Der Diskurs ums Epidemiengesetz, über das am 22. September abgestimmt wird, dreht sich hauptsächlich um die Frage, ob es einen Impfzwang beinhaltet oder nicht. Wesentliche Aspekte des Gesetzes gehen in der Diskussion unter. Denn das übergeordnete Ziel der Vorlage ist es, die Bevölkerung vor übertragbaren Krankheiten besser zu schützen – Impfen ist dabei nur eine von vielen möglichen Massnahmen.

Das Epidemiengesetz nimmt sich auch der Bakterien in den Spitälern an. Pro Jahr sterben rund 2000 Menschen an Infektionen, die sie im Spital eingefangen haben – so schreibt es die Bundeskanzlei im aktuellen Abstimmungsbüchlein. Die «Weltwoche» macht diese Zahl zum Politikum: Die Wochenzeitschrift unterstellt Bundesrat Alain Berset, er hantiere mit falschen Zahlen, bezeichnet die «Propaganda-Toten» als «geschmacklose behördliche Lüge». Die Expertengruppe Swissnoso, welche die Spitalinfektionen untersucht hat, hält an den Zahlen fest, wie sie in einer Medienmitteilung schreibt.

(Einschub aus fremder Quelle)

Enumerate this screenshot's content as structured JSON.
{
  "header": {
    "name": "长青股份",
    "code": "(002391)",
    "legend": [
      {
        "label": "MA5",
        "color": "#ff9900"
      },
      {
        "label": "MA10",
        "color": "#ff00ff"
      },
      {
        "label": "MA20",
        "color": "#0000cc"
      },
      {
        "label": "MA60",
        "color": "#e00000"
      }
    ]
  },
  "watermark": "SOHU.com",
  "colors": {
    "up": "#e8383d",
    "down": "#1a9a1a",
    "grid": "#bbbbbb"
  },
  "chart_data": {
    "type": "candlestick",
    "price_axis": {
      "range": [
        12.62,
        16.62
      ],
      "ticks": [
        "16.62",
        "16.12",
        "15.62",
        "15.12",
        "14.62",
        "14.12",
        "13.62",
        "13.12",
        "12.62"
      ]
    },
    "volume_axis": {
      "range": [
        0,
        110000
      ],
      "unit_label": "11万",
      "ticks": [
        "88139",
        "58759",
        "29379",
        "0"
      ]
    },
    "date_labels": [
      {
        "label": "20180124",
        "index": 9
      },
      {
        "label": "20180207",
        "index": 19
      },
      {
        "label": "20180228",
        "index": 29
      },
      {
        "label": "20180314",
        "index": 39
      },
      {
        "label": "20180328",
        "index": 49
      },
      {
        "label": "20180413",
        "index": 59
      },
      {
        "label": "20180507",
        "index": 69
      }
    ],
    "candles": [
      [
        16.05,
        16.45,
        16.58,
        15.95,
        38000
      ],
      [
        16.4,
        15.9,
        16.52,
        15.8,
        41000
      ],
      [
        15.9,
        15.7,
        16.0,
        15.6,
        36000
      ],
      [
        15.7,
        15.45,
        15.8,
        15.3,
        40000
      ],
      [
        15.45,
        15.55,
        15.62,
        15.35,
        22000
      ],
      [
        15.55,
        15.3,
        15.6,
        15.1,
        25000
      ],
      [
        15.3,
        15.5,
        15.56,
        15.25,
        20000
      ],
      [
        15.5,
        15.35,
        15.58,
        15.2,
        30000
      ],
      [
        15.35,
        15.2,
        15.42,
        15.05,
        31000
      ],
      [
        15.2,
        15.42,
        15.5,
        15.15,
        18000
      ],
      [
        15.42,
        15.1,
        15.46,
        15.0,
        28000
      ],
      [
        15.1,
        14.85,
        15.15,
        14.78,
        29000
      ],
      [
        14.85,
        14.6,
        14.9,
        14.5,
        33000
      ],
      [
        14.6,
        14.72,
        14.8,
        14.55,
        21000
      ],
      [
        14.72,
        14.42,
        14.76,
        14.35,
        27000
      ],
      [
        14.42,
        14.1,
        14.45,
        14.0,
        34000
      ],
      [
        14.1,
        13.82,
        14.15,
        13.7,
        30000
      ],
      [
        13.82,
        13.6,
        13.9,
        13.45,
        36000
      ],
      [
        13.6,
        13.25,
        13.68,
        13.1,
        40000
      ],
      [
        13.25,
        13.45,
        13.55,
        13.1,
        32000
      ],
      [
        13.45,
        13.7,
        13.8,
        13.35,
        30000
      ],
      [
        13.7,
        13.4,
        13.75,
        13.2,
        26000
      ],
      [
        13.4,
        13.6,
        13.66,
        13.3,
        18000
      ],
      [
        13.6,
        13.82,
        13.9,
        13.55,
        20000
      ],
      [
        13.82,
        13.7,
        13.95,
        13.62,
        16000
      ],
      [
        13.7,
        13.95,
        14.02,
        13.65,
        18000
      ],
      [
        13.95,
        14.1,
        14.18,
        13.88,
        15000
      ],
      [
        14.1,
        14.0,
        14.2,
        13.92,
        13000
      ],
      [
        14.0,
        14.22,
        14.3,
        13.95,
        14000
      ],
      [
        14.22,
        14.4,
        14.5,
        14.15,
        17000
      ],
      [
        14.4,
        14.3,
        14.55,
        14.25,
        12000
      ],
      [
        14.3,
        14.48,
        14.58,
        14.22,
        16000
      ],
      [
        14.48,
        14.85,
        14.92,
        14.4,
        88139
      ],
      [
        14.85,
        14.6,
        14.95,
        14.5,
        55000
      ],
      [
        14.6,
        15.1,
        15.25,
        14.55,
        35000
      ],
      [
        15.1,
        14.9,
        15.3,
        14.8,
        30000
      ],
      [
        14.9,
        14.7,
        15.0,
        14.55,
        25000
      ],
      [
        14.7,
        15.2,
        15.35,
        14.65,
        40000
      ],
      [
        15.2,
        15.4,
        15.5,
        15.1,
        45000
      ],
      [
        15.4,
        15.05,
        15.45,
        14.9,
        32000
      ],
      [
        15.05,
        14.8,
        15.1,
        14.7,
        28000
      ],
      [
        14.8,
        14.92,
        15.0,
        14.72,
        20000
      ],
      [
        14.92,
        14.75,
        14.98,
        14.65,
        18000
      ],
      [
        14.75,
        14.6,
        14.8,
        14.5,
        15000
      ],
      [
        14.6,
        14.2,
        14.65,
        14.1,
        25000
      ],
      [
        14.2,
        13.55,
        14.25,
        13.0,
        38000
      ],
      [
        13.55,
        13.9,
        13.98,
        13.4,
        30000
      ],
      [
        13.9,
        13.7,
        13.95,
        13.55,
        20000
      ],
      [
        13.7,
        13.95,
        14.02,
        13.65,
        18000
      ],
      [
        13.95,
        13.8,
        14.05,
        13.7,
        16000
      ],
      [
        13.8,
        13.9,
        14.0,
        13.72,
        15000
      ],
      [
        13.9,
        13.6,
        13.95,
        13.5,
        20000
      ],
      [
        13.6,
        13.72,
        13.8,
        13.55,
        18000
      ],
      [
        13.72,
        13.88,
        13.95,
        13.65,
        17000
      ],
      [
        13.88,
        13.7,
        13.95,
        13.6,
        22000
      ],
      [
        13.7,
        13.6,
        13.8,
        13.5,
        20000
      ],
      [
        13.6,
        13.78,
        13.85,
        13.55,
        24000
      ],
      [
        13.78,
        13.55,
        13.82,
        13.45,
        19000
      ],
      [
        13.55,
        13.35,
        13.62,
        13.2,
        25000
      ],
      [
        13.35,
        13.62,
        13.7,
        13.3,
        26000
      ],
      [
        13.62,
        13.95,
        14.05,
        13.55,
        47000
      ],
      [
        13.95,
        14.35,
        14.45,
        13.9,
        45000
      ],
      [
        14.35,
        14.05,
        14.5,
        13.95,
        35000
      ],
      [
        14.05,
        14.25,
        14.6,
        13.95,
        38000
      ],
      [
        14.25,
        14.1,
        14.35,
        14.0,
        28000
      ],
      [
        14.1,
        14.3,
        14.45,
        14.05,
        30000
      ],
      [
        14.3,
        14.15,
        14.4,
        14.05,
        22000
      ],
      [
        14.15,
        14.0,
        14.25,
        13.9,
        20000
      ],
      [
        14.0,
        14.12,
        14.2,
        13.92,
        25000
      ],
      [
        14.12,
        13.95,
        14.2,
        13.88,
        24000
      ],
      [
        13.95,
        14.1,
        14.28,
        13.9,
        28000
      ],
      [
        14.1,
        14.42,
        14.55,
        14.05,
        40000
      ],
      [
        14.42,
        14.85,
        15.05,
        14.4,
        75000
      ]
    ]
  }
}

Hugo Sax, Leiter Spitalhygiene am Universitätsspital Zürich und Mitverfasser der Studien, erklärt: «Die Zahlen zu im Spital erworbenen Infektionen sind alle hochgerechnet.» Es gebe heute keine Programme in der Schweiz, um Infektionen flächendeckend zu erheben. Die Zahl der 2000 tödlichen Infektionen stamme aus Erhebungen, an denen Spitäler freiwillig teilnahmen. Gemäss Swissnoso erfolgte die Hochrechnung «konservativ». Das heisst, «die tatsächlichen Zahlen könnten höher liegen».

Swissnoso geht davon aus, dass rund 30 Prozent der Infektionen durch Prävention verhindert werden könnten. Ein Teil entstehe bei schwierigen Operationen, durch Venen- oder Urinkatheter oder mangelhafte Hygiene bei deren Handhabung, sagt Sax. «Ob es zu einer Infektion kommt und wie die Infektion verläuft, hängt dann aber auch vom Gesundheitszustand eines Patienten ab.» Von rund einer Million Menschen, die sich jährlich in einem Schweizer Spital aufhalten, erleiden nach Hochrechnung von Sax fünf bis zehn Prozent eine Infektion. Das sind etwa 70 000 Patienten pro Jahr – rund 2000 davon sterben.

Das Epidemiengesetz sei wertvoll, sagt Sax. Dank der finanziellen Mittel des Bundes könne ein nationales Programm auf die Beine gestellt werden, um die Ursachen der Infektionen genauer zu erforschen. «Das kommt am Ende einer Million Schweizern zugute, die jährlich hospitalisiert werden», sagt Sax. Ziel sei es, die hohe Infektionsrate weiter zu senken.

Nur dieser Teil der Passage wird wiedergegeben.